# P-226 Slide re-finish ??



## .41 Magnum (Aug 31, 2007)

*Have any of You had a Sig slide refinished ? If so, by whom, & are You pleased with the finish & durability ? What about cost & turn around time ? I carry, just tucked in my waistband a lot, especially when we have to go out for quick errands. There are hundreds of finishes advertized, but I want something durable.*


----------



## Maximo (May 26, 2006)

I have never sent a gun off to be refinished by a pro so I have no advice there. However I have put on DuraCoat finishes on a few guns and have found it to be very durable. You can buy the kit with everything you need for about $50. This includes the cleanser, airbrush, air supply, finish, hardener and reducer.
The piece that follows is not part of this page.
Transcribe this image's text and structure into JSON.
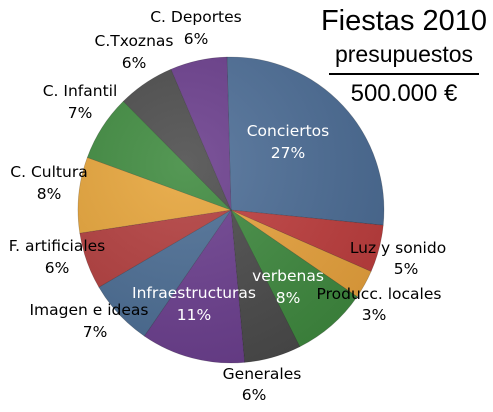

There are several different colors to choose from and it is really easy to do. I did a DuraCoat finish to my Sigma last year and it has held up great. I don't carry the Sigma but I use it as my project gun and often sit with it at night while watching TV and push it in and out of a holster to test the finish. I even dropped it the other night and it did not even mark the finish. So far I am very happy with it. Here is a couple of pics of the two guns I have with the DuraCoat finish, the Sigma and my Polish p64. As you can see down on the front of the slide of the p64 there is a spot where the finish chipped off. This is where I did not get the slide prepped good, so as you can see prep is very important.


----------



## Shipwreck (Jan 26, 2006)

I love hard chrome - makes the slide holsterwear proof pretty much. Hardest fiish you can get.

I like the matte hard chrome - but they can do it shiney as well (brushed)


----------



## .41 Magnum (Aug 31, 2007)

Who does Your hard chrome, & what is the approximate cost ? 

Thanks,-Jim


----------



## scorpiusdeus (Feb 7, 2007)

Here are two reputable refinishers and both have experience with Sigs.

http://www.ccr-refinishing.com/

http://www.robarguns.com/

Robar's claim to fame is the NP3 coating. I don;t know what Brad at CCR uses, but all the info is there on his site.

You can also send the gun to Sig to redo the Nitron if you like.

I've not done this yet, but will send one Sig P226St back to Sig to Nitron the Slide for a two tone effect.


----------